Last night I got out all my Bakhtin books, such as The Dialogic Imagination, and commentary – I’ve been intending to start properly researching his work for a few weeks now as I plan to use it as part of my methodology, but it is heavy stuff! I think I only managed to read 20 pages of a commentary piece over the course of 90 minutes last night. But I am determined!
This Tightrope Which is My Home
I won’t lie and say that I’m bursting with excitement about the coming year. I have energy, yes, but it’s tempered with what is probably (hopefully) a healthy dose of trepidation. I am looking forward too many things – reading and analysing the novels, getting the formal book clubs underway, collecting data (I hope!), learning, writing, researching and so on. Still, it is all so new and more than a little scary. I think what scares me the most is not so much the actual doing of things, but rather the fear that people won’t see any value in what I’m doing or won’t see me as a serious researcher (again, this is the classic watching myself watch myself). Balancing on the tightrope which spans the distance between the arts and business schools feels a precarious undertaking. On the one hand, I could be producing a bastardised version of literary analysis which everyone in an English department would scorn. On the other, it could be too abstract or 'artsy' for management, too different or unusable in a practical educational and developmental sense. So sometimes when I talk about my work and ideas it is in an almost apologetic tone: ‘Oh, it won’t make much difference,’ ‘It’s not really anything important. I’m almost indulging myself by being here.’
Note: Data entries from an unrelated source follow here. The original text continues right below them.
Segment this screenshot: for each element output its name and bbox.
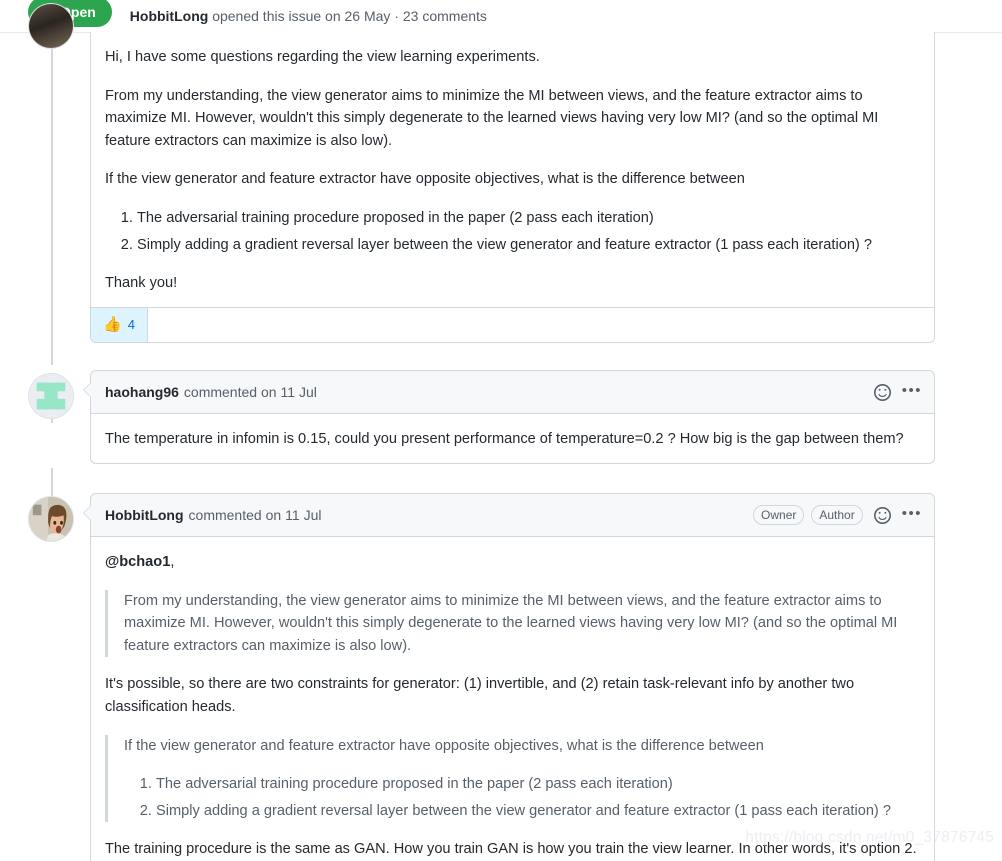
issue-meta-suffix: opened this issue on 26 May · 23 comment… — [208, 8, 487, 24]
comment-card: HobbitLong commented on 11 Jul Owner Aut… — [83, 493, 935, 861]
comment-commented-label: commented on — [183, 384, 277, 400]
reaction-thumbs-up-button[interactable]: 👍 4 — [91, 307, 148, 342]
issue-meta-text: HobbitLong opened this issue on 26 May ·… — [130, 8, 487, 24]
comment-timestamp[interactable]: 11 Jul — [281, 384, 317, 400]
issue-meta-bar: Open HobbitLong opened this issue on 26 … — [0, 0, 1002, 33]
issue-author-link[interactable]: HobbitLong — [130, 8, 209, 24]
list-item: Simply adding a gradient reversal layer … — [137, 234, 918, 257]
role-badge-author: Author — [811, 505, 863, 525]
comment-paragraph: It's possible, so there are two constrai… — [105, 676, 855, 716]
smiley-face-icon[interactable] — [873, 506, 891, 524]
kebab-menu-icon[interactable]: ••• — [902, 506, 922, 525]
mention-suffix: , — [170, 554, 175, 570]
comment-paragraph: If the view generator and feature extrac… — [105, 171, 745, 188]
comment-body: @bchao1, From my understanding, the view… — [91, 537, 934, 861]
reactions-row: 👍 4 — [91, 306, 934, 342]
comment-paragraph: The training procedure is the same as GA… — [105, 841, 917, 858]
comment-paragraph: Hi, I have some questions regarding the … — [105, 49, 540, 65]
comment-header: haohang96 commented on 11 Jul ••• — [91, 371, 934, 414]
comment-body: Hi, I have some questions regarding the … — [91, 32, 934, 307]
comment-arrow — [83, 382, 92, 398]
blockquote-1: From my understanding, the view generato… — [105, 589, 918, 658]
comment-timestamp[interactable]: 11 Jul — [285, 507, 321, 523]
comment-header: HobbitLong commented on 11 Jul Owner Aut… — [91, 494, 934, 537]
avatar[interactable] — [28, 373, 74, 419]
issue-conversation-page: Open HobbitLong opened this issue on 26 … — [0, 0, 1002, 861]
avatar[interactable] — [28, 3, 74, 49]
avatar[interactable] — [28, 496, 74, 542]
blockquote-2: If the view generator and feature extrac… — [105, 734, 918, 823]
user-mention-link[interactable]: @bchao1 — [105, 554, 170, 570]
comment-card: Hi, I have some questions regarding the … — [90, 32, 935, 343]
comment-paragraph: Thank you! — [105, 275, 178, 292]
identicon-avatar-icon — [29, 374, 73, 418]
list-item: The adversarial training procedure propo… — [156, 773, 918, 796]
comment-paragraph: The temperature in infomin is 0.15, coul… — [105, 431, 904, 447]
blockquote-ordered-list: The adversarial training procedure propo… — [124, 773, 918, 822]
comment-paragraph: From my understanding, the view generato… — [105, 87, 879, 149]
comment-ordered-list: The adversarial training procedure propo… — [105, 207, 918, 256]
blockquote-paragraph: From my understanding, the view generato… — [124, 592, 898, 654]
smiley-face-icon[interactable] — [873, 383, 891, 401]
comment-author-link[interactable]: HobbitLong — [105, 507, 184, 523]
list-item: The adversarial training procedure propo… — [137, 207, 918, 230]
comment-paragraph: @bchao1, — [105, 551, 918, 574]
reactions-empty-space — [147, 307, 934, 342]
role-badge-owner: Owner — [753, 505, 805, 525]
comment-arrow — [83, 505, 92, 521]
comment-author-link[interactable]: haohang96 — [105, 384, 179, 400]
thumbs-up-icon: 👍 — [103, 316, 122, 334]
reaction-count: 4 — [127, 317, 135, 333]
comment-body: The temperature in infomin is 0.15, coul… — [91, 414, 934, 463]
list-item: Simply adding a gradient reversal layer … — [156, 800, 918, 823]
timeline-rail-1 — [51, 33, 53, 365]
blockquote-paragraph: If the view generator and feature extrac… — [124, 737, 764, 754]
kebab-menu-icon[interactable]: ••• — [902, 383, 922, 402]
comment-card: haohang96 commented on 11 Jul ••• The te… — [83, 370, 935, 464]
comment-commented-label: commented on — [188, 507, 282, 523]
photo-avatar-icon — [29, 497, 73, 541]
In a workshop I attended last year run by Professor Nancy Adler (whom I greatly admire), she asked us to contemplate our compassionate outrage and compassionate commitment. One of the questions Adler asked was: If I allowed myself to care about the world what would I do? What would I commit to? I've been thinking about this a lot while I've been holidaying and the answer - even as I've grappled with it mightily - always comes back to "it's definitely this." When I think of all the things that make me feel compassionate outrage, such as the lack of women in leadership, popular social media movements like Women Against Feminism, the general lack of knowledge and inability/tools to name and understand the issues and factors which shape the experiences of women and girls, patriarchal power structures, and so on, I remember why I’m on this path. It may only be a small thing, a tiny thing really, but it still matters.